I have spent quite a few years struggling with content creation in a string-heavy domain, it’s a proper pain in the neck to roundtrip HTML and RDF. It struck me a while ago that there’s really no need to do this. In this particular domain, there is no need to provide a semantically enabled set-up for people doing data entry, in fact it’s the reverse of what is needed. People tend to assume that operatives in data entry in this domain needed to know something about semantic technology, whereas this is almost certainly not the case. What the operatives need to know is the organizational aims in doing data entry so that they can provide an outline of a workflow that can then be used to provide data to a semantic machine that does work with the data.
Because we’re talking about semantic technologies, the semantic stack can also provide data to the workflow in appropriate non-semantic formats in order to be then keyed into the semantic representation of the data that is entered. This seems like a simple idea, and yet I have struggled with this over a length of time.
The realization should, of course, have come earlier as I worked with time-series data in a semantic context, and I certainly wouldn’t have considered using semantic technology for data creation here. The simple devices that provide rapid storage for corrected time series values certainly cannot be improved upon, however once the data has been collected, it can be presented within a semantic framework that adds value (for example providing links between entries and annotations of the content).

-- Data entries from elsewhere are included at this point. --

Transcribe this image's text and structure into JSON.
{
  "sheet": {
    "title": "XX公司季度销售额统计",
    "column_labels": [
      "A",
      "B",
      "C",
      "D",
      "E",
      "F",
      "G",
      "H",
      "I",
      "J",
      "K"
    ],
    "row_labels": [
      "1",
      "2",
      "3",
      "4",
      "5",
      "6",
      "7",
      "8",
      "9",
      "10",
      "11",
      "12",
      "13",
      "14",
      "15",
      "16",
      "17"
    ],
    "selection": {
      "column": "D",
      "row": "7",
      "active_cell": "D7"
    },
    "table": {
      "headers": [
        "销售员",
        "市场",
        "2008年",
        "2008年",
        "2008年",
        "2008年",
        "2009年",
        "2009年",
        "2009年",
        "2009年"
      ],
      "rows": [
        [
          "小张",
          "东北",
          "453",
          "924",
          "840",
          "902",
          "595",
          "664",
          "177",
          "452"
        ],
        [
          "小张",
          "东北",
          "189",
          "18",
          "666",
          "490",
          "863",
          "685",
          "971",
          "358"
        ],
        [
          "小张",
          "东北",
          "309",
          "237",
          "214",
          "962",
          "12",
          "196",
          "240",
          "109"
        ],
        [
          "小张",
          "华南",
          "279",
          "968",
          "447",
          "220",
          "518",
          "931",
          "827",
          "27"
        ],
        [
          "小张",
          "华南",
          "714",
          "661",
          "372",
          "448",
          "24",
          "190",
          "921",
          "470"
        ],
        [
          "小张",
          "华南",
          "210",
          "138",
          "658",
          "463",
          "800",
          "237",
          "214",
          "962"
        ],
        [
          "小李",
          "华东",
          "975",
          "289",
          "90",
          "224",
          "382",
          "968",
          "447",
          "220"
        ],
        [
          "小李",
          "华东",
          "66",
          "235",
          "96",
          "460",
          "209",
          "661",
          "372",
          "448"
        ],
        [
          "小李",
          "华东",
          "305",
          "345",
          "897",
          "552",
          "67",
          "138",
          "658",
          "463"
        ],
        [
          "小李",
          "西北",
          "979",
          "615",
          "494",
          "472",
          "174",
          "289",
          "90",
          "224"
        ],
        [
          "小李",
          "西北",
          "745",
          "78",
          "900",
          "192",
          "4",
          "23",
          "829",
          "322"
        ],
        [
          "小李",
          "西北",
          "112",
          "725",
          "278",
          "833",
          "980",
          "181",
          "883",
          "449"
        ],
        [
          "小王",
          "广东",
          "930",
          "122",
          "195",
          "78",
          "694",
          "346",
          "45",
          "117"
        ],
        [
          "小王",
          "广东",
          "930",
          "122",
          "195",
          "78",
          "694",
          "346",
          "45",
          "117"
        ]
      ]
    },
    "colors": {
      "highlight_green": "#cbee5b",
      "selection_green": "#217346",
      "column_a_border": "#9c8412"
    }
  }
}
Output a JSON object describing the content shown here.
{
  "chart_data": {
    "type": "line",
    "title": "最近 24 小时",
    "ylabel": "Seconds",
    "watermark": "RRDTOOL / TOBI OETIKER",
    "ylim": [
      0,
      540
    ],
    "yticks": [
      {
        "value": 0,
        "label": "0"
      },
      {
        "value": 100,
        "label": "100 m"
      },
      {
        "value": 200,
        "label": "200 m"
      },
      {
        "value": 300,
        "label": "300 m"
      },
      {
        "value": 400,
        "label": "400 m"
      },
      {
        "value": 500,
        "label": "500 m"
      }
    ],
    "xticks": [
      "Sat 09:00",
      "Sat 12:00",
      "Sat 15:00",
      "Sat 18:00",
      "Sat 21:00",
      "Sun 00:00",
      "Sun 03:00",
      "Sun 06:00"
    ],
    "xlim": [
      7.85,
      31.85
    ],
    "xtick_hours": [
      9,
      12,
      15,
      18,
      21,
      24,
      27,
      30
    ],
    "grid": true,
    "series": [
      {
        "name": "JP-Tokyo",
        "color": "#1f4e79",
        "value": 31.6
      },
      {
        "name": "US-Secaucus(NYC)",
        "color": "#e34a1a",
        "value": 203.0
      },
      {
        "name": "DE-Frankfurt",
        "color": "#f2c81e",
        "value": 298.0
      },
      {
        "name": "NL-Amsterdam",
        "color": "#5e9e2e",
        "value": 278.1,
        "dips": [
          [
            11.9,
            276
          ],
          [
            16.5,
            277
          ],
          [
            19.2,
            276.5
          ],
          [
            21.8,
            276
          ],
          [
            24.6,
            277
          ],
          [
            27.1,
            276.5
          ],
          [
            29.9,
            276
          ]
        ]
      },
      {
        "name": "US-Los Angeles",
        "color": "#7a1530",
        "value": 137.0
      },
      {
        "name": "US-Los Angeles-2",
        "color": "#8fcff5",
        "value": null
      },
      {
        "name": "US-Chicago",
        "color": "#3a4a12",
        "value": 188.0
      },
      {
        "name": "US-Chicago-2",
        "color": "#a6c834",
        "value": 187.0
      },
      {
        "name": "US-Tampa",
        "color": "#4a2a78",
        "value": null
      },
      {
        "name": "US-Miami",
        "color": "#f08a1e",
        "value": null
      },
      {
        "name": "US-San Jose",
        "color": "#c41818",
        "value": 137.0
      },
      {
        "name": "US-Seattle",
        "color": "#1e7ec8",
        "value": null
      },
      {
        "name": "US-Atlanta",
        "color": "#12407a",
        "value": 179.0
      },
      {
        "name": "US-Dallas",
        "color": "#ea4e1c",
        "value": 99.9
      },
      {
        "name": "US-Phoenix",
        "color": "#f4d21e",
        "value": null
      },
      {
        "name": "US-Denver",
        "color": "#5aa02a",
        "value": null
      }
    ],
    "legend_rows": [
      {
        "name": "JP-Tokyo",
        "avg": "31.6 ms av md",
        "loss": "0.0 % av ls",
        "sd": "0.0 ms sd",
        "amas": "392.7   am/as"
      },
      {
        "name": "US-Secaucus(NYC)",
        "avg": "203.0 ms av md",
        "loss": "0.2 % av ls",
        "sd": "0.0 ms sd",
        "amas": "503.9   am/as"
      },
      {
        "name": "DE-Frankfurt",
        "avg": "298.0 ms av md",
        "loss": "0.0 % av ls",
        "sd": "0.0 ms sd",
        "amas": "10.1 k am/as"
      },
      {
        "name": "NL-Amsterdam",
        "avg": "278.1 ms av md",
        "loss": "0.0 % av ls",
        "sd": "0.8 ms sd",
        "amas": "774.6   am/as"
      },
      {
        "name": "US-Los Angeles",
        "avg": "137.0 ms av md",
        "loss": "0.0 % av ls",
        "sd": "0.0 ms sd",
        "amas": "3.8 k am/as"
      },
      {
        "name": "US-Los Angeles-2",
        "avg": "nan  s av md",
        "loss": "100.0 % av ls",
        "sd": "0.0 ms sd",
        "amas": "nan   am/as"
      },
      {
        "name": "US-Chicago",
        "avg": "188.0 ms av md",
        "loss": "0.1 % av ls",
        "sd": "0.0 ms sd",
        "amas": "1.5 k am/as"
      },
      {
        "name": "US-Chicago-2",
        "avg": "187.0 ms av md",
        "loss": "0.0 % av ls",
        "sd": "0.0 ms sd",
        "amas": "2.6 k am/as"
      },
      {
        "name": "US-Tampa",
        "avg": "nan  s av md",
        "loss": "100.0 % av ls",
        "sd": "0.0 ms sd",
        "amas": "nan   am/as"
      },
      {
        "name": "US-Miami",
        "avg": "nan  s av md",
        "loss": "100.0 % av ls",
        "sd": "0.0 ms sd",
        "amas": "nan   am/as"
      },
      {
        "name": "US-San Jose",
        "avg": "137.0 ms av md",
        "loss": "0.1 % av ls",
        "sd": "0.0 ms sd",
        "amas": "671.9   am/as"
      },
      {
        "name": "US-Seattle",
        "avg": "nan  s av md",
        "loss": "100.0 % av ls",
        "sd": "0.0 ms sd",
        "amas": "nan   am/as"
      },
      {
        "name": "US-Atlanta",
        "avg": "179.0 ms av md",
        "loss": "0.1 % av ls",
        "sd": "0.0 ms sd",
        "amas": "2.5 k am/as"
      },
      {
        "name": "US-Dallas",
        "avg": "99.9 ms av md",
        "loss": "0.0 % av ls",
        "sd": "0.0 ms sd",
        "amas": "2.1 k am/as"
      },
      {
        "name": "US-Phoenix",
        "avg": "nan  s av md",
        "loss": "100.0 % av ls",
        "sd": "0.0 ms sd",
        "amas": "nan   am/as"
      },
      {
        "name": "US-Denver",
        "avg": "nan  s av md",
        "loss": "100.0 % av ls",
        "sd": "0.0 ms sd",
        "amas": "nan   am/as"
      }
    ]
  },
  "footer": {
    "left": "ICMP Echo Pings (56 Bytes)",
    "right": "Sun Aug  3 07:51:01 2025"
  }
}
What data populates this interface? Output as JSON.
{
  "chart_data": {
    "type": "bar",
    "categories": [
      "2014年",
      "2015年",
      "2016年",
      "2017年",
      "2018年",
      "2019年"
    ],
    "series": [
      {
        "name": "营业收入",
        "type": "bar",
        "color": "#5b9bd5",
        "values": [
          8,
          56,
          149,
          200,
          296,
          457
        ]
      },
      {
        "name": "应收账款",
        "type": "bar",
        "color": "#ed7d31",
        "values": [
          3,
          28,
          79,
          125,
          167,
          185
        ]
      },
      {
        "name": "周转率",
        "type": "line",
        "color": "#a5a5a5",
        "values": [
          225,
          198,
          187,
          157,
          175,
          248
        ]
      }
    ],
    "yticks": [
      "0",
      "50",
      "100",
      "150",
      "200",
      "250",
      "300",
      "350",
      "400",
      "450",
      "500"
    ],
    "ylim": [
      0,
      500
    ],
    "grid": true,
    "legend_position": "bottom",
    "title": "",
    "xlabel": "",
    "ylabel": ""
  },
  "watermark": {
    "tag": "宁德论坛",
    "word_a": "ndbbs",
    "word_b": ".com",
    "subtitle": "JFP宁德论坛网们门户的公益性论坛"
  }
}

I have asked myself why did I not come to this realization earlier; I suspect that it is a combination of my direct connection to this domain — I have worked with semantic technologies here since 2009 and have had some success. I certainly thought for a long time that the basic idea I had for data creation was a good one; a generic loom for creating semantic data. Unfortunately, this in essence was an HTML/linked-data replacement for ontology creation tools like Protégè and TopBraid Composer, which can largely provide the tools you need to create data directly given a sufficiently strict training regime. Users typically outgrow these tools anyway, as this kind of data creation is generally easier and ends up being tidier when done in a text editor.
And here’s the realization; you need to decouple data from semantic data. Your intent shouldn’t be to create that “kind of data”, as if semantic data itself is your ultimate aim; your aim is to create the data necessary for your application and this should be independent of how the data is realized in the application. This has largely been obscured for me in a struggle towards semantic applications — because I can do something semantically, doesn’t mean I should. This is a bitter pill to swallow for semantically geared developers.
As for real-world data creation, on the whole, I have moved away from a purely semantic approach. Document and table-oriented approaches offer immediate benefits; in the latter case — which is my currently preferred route — I can manipulate data as RDF objects while maintaining metadata in-store, which allows me create a simple interface for entry and simultaneously allows me to perform CRUD operations on the resultant semantic representation quickly and easily. This doesn’t keep me from wanting to provide the full representation of the underlying possibilities of semantic web directly in the data entry interface — but the workflow needs to be more streamlined than that. Again, a bitter pill for the semantic developer.
There are other areas where the semantic technologies we use can provide support for things that we want to do; a case in point is value-oriented (textual, geographical) searches. It’s possible to use SPARQL to do rudimentary textual searches using regular expressions, but it isn’t a good idea as it’s both expensive and there are patently better ways of doing this; there are semantic add-ons — including the one I wrote in 2011 — that have poor performance and again have better equipped counterpart solutions from outside the semantic domain.
Using for example indexing software like Elasticsearch provides a way of getting the values out and linking back into the semantic layer; there are a number of semantic software packages that do provide built-in support for indexing and while these are worth considering, I have the feeling that this makes it all to easy to rely on this as part of a “holistic” semantic stack. Indeed, I was burned by this when I relied too heavily Talis’ excellent Lucene integration, providing me with a vendor tie-in of my own creation that screwed my application when Talis stopped hosting data.
It is certainly the case that a better understanding of these things has helped me focus on the real strengths of semantic web technology, things that don’t have counterpart solutions outside the semantic stack: providing programmable logic in a declarative framework; providing simple, self-documenting data representation; providing a uniform API to unstructured data. The case for using semantic technology shouldn’t blind us to the possibility that there are technologies that are not semantic that nevertheless support our needs.